Internet, intranet et la santé

Dossier : InternetMagazine N°524 Avril 1997Par Charles ROZMARYN (63)

En matière de santé, Internet est bien entendu largement utilisé pour les données scientifiques avec ses fonctions classiques. De même des entreprises pharmaceutiques peuvent avoir leur propre site. Mais ces usages ne sont pas spécifiques au domaine de la santé.

En effet il n’y a pas, aujourd’hui en France, de système général de gestion de la santé. Les différents acteurs sont très nombreux, sans oublier la CNIL, et représentent des intérêts assez divergents. Ils ne se sont pas entendus sur les objectifs et les spécifications d’une informatique gérant la santé en France. Il n’y a qu’une juxtaposition de couvertures des besoins ciblés de telle ou telle partie : gestion administrative d’un hôpital, remboursement des feuilles de soin pour les caisses maladies… Parmi les médecins ayant un ordinateur, une part importante ne l’utilise pas pour le médical mais pour la gestion, dans le bureau de la secrétaire.

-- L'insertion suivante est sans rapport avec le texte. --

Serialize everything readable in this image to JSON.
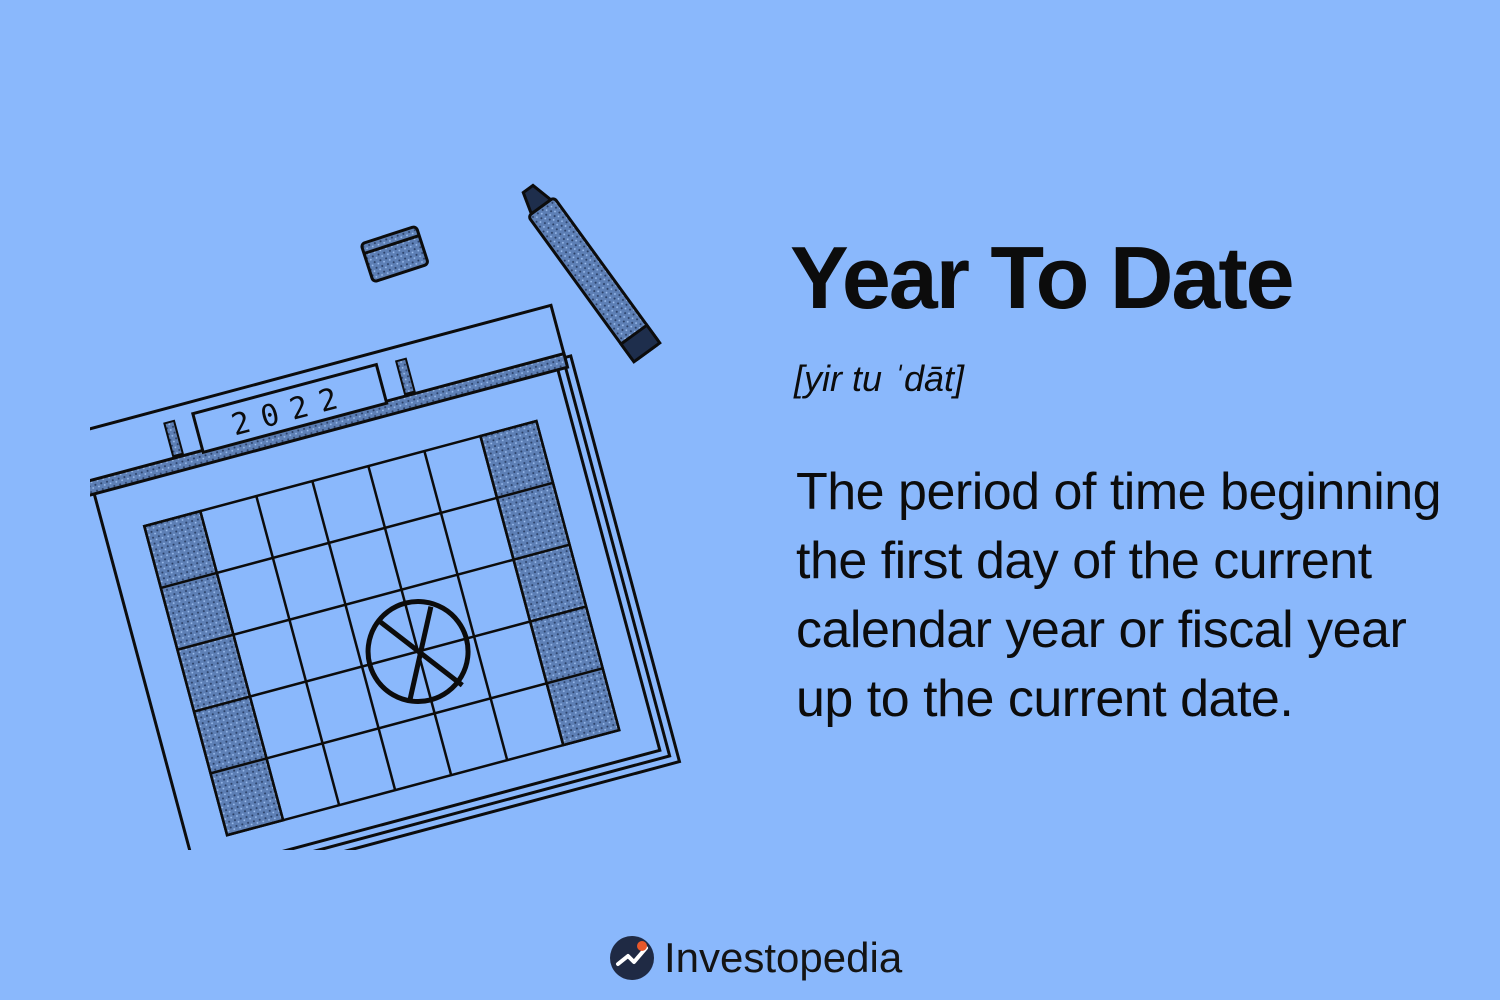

Dans le cadre du projet Sésame Vitale, qui correspond aux besoins de la CNAM de gagner en productivité, les professionnels de Santé seront équipés de micro-ordinateurs pour transmettre aux caisses maladie, via un réseau Intranet, les fiches de soins. Un appel d’offres est en cours auprès des fournisseurs de réseau Intranet. Le déploiement à l’ensemble des professions de Santé est prévu en 1998.

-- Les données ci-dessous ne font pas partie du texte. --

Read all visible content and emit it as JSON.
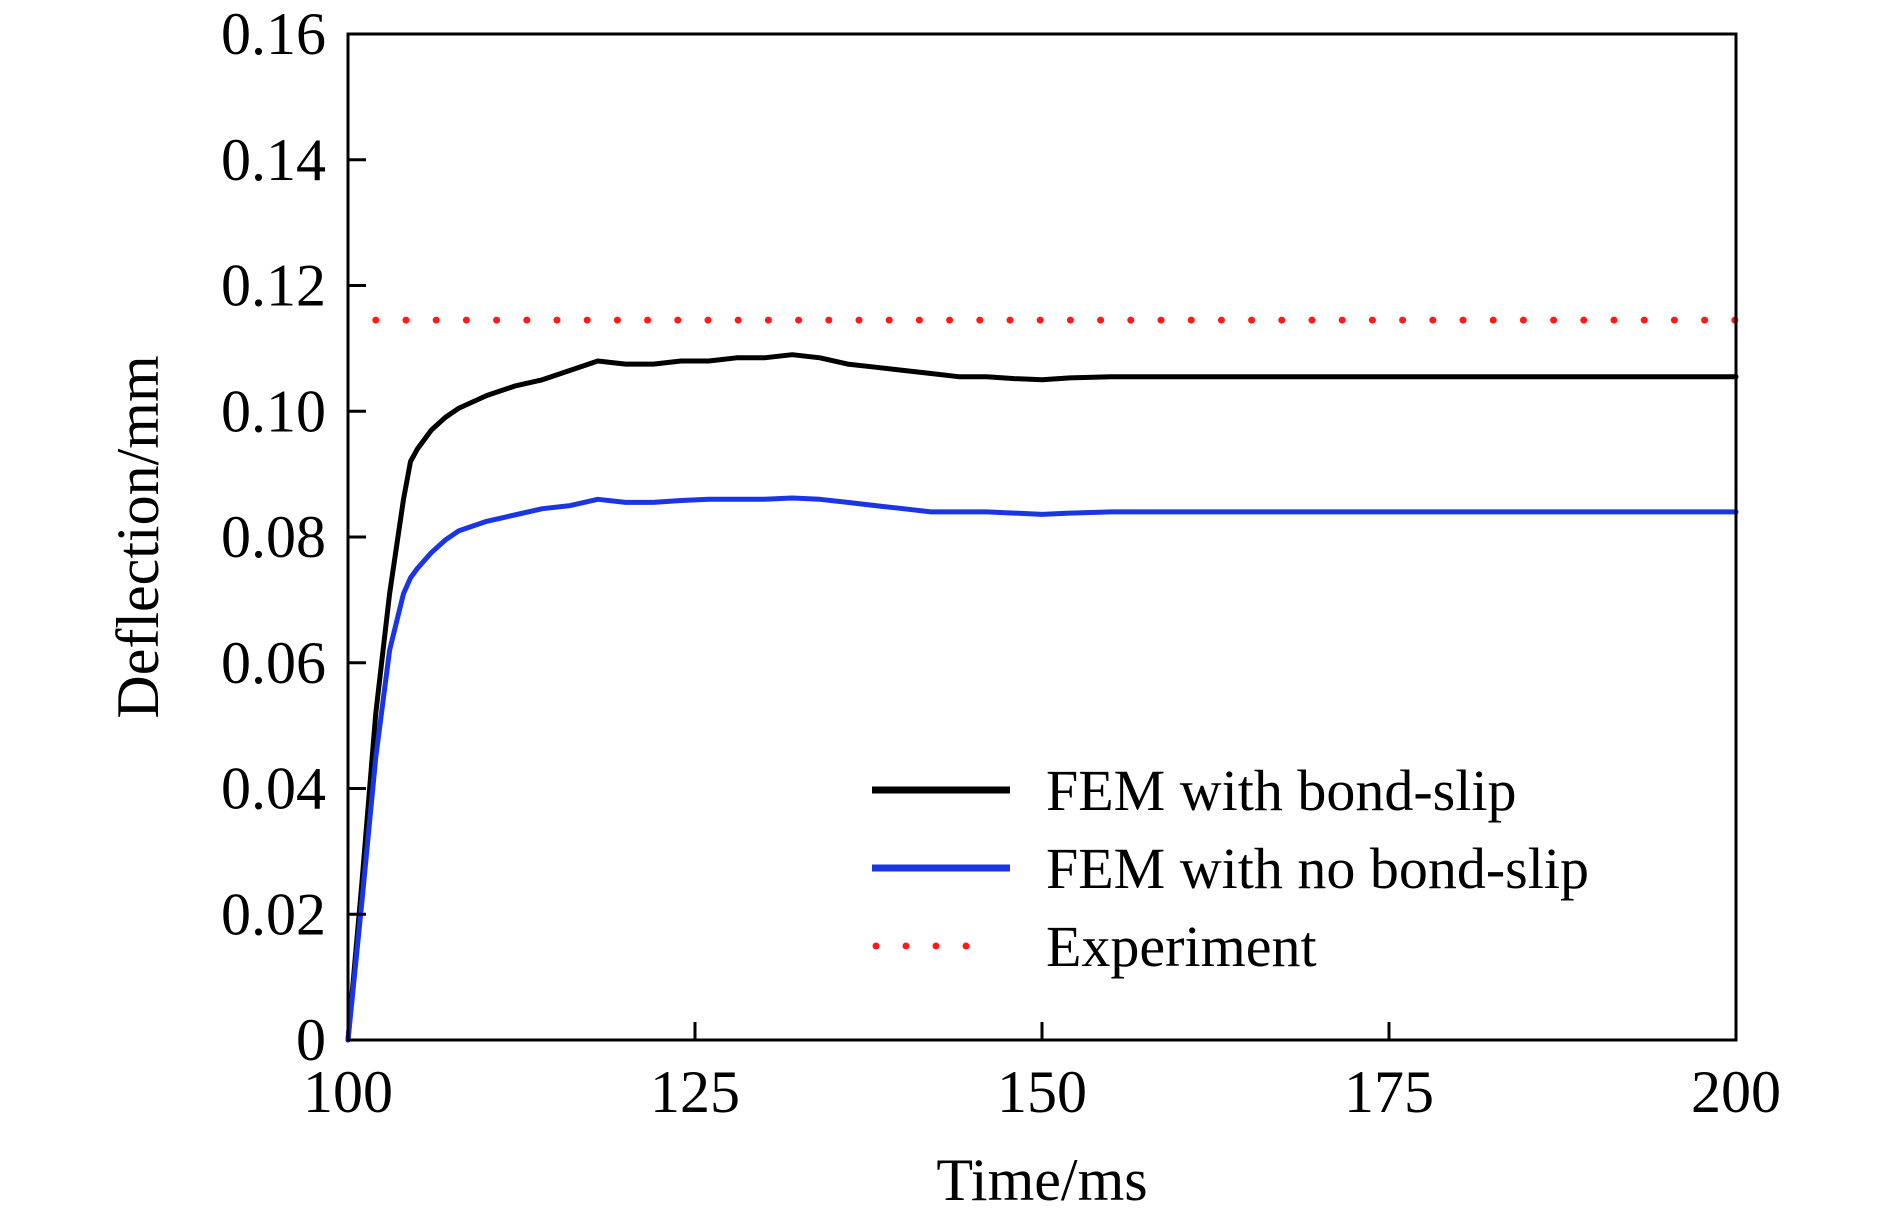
{
  "chart_data": {
    "type": "line",
    "title": "",
    "xlabel": "Time/ms",
    "ylabel": "Deflection/mm",
    "xlim": [
      100,
      200
    ],
    "ylim": [
      0,
      0.16
    ],
    "xticks": [
      100,
      125,
      150,
      175,
      200
    ],
    "xtick_labels": [
      "100",
      "125",
      "150",
      "175",
      "200"
    ],
    "yticks": [
      0,
      0.02,
      0.04,
      0.06,
      0.08,
      0.1,
      0.12,
      0.14,
      0.16
    ],
    "ytick_labels": [
      "0",
      "0.02",
      "0.04",
      "0.06",
      "0.08",
      "0.10",
      "0.12",
      "0.14",
      "0.16"
    ],
    "grid": false,
    "legend_position": "bottom-right",
    "series": [
      {
        "name": "FEM with bond-slip",
        "color": "#000000",
        "style": "solid",
        "x": [
          100,
          101,
          102,
          103,
          104,
          104.5,
          105,
          106,
          107,
          108,
          110,
          112,
          114,
          116,
          118,
          120,
          122,
          124,
          126,
          128,
          130,
          132,
          134,
          136,
          138,
          140,
          142,
          144,
          146,
          148,
          150,
          152,
          155,
          160,
          165,
          170,
          175,
          180,
          185,
          190,
          195,
          200
        ],
        "y": [
          0,
          0.025,
          0.052,
          0.071,
          0.086,
          0.092,
          0.094,
          0.097,
          0.099,
          0.1005,
          0.1025,
          0.104,
          0.105,
          0.1065,
          0.108,
          0.1075,
          0.1075,
          0.108,
          0.108,
          0.1085,
          0.1085,
          0.109,
          0.1085,
          0.1075,
          0.107,
          0.1065,
          0.106,
          0.1055,
          0.1055,
          0.1052,
          0.105,
          0.1053,
          0.1055,
          0.1055,
          0.1055,
          0.1055,
          0.1055,
          0.1055,
          0.1055,
          0.1055,
          0.1055,
          0.1055
        ]
      },
      {
        "name": "FEM with no bond-slip",
        "color": "#1a35e6",
        "style": "solid",
        "x": [
          100,
          101,
          102,
          103,
          104,
          104.5,
          105,
          106,
          107,
          108,
          110,
          112,
          114,
          116,
          118,
          120,
          122,
          124,
          126,
          128,
          130,
          132,
          134,
          136,
          138,
          140,
          142,
          144,
          146,
          148,
          150,
          152,
          155,
          160,
          165,
          170,
          175,
          180,
          185,
          190,
          195,
          200
        ],
        "y": [
          0,
          0.022,
          0.045,
          0.062,
          0.071,
          0.0735,
          0.075,
          0.0775,
          0.0795,
          0.081,
          0.0825,
          0.0835,
          0.0845,
          0.085,
          0.086,
          0.0855,
          0.0855,
          0.0858,
          0.086,
          0.086,
          0.086,
          0.0862,
          0.086,
          0.0855,
          0.085,
          0.0845,
          0.084,
          0.084,
          0.084,
          0.0838,
          0.0836,
          0.0838,
          0.084,
          0.084,
          0.084,
          0.084,
          0.084,
          0.084,
          0.084,
          0.084,
          0.084,
          0.084
        ]
      },
      {
        "name": "Experiment",
        "color": "#ff1a1a",
        "style": "dotted",
        "x": [
          102,
          200
        ],
        "y": [
          0.1145,
          0.1145
        ]
      }
    ]
  }
}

L’adoption pour ce réseau des normes Intranet, plutôt que celles d’un réseau propriétaire spécifique a donc été décidée pour préserver le plus possible l’avenir, en permettant de réutiliser facilement les équipements et les logiciels. Les fonctions standard d’Intranet pourront servir à d’autres projets de santé. Mais l’utilisation de ces informations, ou des équipements, dans un cadre plus général de la maîtrise et de la santé en France n’est pas définie. Il faudra, toutefois, arriver à réaliser, et spécifier l’ensemble du système d’informations et les informations de base (leur forme, leur codification…) que l’on veut faire remonter, avec ou sans transit, par les caisses maladie. Cela nécessite que l’on s’accorde sur les questions que l’on veut traiter, par exemple, le nomadisme médical est-il important et veut-on le suivre ?

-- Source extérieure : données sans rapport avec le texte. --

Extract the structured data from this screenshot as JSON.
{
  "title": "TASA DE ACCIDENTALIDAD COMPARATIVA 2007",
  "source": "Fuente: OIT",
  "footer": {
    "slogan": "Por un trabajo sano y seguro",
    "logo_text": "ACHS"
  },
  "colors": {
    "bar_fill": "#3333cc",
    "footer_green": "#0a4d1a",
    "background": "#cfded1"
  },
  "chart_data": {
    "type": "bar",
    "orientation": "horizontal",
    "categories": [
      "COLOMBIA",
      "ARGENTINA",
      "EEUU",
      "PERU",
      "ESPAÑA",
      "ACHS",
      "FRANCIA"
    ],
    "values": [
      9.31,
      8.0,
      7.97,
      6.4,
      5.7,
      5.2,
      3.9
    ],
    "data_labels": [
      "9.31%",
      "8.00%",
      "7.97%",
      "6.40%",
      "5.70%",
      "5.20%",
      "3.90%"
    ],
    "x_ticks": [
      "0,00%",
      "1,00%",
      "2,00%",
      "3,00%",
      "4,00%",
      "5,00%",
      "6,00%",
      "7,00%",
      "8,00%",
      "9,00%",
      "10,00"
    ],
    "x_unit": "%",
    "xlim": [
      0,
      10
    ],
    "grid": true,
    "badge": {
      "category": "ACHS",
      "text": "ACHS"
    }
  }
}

On peut s’attendre à ce que la messagerie soit rapidement utilisée entre professionnels :
– au sein du secteur libéral pour envoyer le patient du généraliste au spécialiste, au radiologue, et assurer le fonctionnement véritable du réseau inter-personnel des soins liés au malade, rompant l’isolement du praticien privé,
– pour l’envoi, par le médecin qui suit le patient, du dossier du malade, lorsqu’il le dirige vers l’hôpital ou un médecin hospitalier : on peut en attendre une réduction des examens faits à l’arrivée à l’hôpital alors qu’ils ont été déjà été faits à l’extérieur. Cette procédure engendrera une économie financière mais aussi de temps et de confort psychologique pour le patient. Tout ceci nécessite des changements culturels, moins difficiles si chaque acteur en retire un bénéfice.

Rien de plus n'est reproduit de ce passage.